You aren't actually hungry - you're stressed. This keeps you awake with worrying thoughts that prevent you from sleeping. A lot of people turn to food when they feel anxious, because the sugar release or satisfaction hormone leptin (opposite of ghrelin) that follows food consumption brings on a sense of relief. This can turn into a viscous cycle, because you might feel like you can only relax and get back to sleep with the emotionally calming effects of food consumption. This becomes a bad habit that reinforces itself.

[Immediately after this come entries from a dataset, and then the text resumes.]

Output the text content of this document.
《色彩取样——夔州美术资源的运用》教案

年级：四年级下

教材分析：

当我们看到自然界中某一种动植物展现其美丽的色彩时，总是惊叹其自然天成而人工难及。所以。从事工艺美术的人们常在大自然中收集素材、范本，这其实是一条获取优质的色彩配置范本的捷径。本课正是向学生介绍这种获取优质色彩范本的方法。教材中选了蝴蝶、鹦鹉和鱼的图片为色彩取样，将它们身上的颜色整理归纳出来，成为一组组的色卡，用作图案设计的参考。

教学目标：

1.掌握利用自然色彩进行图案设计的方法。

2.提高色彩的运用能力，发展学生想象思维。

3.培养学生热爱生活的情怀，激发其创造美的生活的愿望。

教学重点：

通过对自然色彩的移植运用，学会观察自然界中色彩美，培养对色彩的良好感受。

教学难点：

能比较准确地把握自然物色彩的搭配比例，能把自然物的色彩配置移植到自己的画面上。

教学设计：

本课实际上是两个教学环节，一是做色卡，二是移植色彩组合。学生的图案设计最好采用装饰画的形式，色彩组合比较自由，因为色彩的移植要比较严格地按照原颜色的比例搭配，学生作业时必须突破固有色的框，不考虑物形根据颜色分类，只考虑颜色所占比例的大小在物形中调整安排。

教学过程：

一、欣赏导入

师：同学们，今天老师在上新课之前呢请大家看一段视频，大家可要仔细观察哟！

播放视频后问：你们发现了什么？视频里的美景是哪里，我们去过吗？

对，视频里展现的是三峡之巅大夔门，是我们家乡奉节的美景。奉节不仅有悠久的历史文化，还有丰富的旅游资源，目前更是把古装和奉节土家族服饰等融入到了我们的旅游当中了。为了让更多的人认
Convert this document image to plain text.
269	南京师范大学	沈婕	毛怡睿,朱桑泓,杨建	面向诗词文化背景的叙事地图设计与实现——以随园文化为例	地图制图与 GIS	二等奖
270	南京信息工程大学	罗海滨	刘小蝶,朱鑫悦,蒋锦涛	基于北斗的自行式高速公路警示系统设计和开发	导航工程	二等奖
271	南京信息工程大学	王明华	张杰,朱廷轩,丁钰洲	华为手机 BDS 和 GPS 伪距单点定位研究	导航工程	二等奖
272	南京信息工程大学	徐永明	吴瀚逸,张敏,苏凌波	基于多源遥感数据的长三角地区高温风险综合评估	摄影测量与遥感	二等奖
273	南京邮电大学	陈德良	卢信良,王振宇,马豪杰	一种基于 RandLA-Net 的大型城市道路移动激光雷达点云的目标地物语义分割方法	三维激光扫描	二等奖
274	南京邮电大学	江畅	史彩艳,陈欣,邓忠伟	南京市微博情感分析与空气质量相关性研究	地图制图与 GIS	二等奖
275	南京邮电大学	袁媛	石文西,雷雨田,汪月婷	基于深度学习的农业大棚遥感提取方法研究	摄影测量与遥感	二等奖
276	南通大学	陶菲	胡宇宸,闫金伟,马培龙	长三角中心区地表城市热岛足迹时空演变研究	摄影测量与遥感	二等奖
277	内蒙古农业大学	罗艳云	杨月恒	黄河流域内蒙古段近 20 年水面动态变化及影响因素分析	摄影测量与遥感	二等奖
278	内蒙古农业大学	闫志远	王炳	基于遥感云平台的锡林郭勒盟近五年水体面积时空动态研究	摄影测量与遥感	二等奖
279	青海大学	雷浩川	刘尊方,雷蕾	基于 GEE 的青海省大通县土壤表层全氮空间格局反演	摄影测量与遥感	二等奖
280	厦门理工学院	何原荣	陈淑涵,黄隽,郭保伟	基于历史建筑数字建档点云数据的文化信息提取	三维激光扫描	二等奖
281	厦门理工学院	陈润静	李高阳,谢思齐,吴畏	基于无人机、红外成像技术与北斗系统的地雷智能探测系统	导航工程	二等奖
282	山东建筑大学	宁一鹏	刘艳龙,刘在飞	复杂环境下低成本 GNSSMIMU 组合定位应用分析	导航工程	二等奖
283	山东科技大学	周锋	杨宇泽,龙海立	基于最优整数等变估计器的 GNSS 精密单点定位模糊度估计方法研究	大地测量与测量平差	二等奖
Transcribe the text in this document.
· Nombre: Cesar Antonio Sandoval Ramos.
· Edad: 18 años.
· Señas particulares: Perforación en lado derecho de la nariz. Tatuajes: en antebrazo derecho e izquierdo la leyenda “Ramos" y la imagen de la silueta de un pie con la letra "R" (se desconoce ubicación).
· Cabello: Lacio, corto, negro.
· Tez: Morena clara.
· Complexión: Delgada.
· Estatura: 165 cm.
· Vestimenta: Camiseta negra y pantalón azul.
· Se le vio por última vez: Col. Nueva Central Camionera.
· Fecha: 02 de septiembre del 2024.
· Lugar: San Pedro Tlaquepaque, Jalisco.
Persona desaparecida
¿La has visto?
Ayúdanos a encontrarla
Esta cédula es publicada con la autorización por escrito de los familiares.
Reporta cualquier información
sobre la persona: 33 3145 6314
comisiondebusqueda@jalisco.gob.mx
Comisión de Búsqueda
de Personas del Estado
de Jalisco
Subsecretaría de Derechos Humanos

Possibility 2: Irregular hunger hormone activity

Psychology Today explains that ghrelin (opposite of leptin), the hunger hormone, is responsible for telling your body when to eat. Like many hormones, it works in cycles of increasing and decreasing intensity. Disturbed sleep patterns might be disrupting the proper regulation of this hormone, along with other hormones. Also, developing the habit of eating late into the night reinforces the times that your body thinks it should be eating. Your ghrelin levels could be too high when they are supposed to be low; due to bad habit repetition. Since ghrelin is supposed to be down-regulated during sleep and up-regulated as you wake up, a disturbance between your sleep and ghrelin balance could be throwing your body's natural processes out.

How do I get out of it?

Here are healthy ways that you can break the negative habit of eating when you are supposed to be sleeping.

Exercise

One of the benefits of exercise is the fact that it increases good sleep quality. Exercising during the day will take a lot of energy out of you, which will make you more tired at night (especially when you're just starting out). This will initially increase your body's need for sleep and can lengthen the time that you stay asleep before waking up. As your body adjusts to your exercise regime, your quality of sleep will improve. This means that you will sleep deeper and that your body will get more benefit from sleep (that it is supposed to get) before being interrupted.

Eat well before you sleep

By eating a meal rich in nutrients before you go to bed, you satisfy your hunger hormones so that they can last longer before drawing you to your next meal. Aim for foods high in protein, because they take longer to break down and will last longer than foods which are high in sugar or carbohydrates. Protein also helps to balance out blood sugar, so that your sugar levels will not drop too quickly during sleep and cause hunger. Don't drink too many fluids before going to bed, because this might wake you up for bathroom visits. Also, drinking fluids before bed can harm your bladder.

Stress free

If you can determine the root cause of what might be causing the anxiety that is waking you up, you can sleep without the need for food therapy. If you can't fix the anxiety-causing problem, find ways to deal with and accept it. Establish a bed time routine that relaxes you and gets you ready for a good, long sleep cycle. Here are great ways to relax before bed.

Eat less with each visit

Try to break the habit in small increments, just like training the rest of your body. Plan the meals that you will eat in the middle of the night and gradually decrease them over time. This will slowly but surely decreases the amount of food that your body gets used to consuming during your sleep cycle. Eventually, you won't be eating anything anymore.

Our bodies are naturally programmed to work in cycles. When we disrupt these cycles, havoc breaks lose as our bodies try to establish new cyclical patterns to restore order. Maintaining healthy habits strengthen their holds over time. STAY STRONG!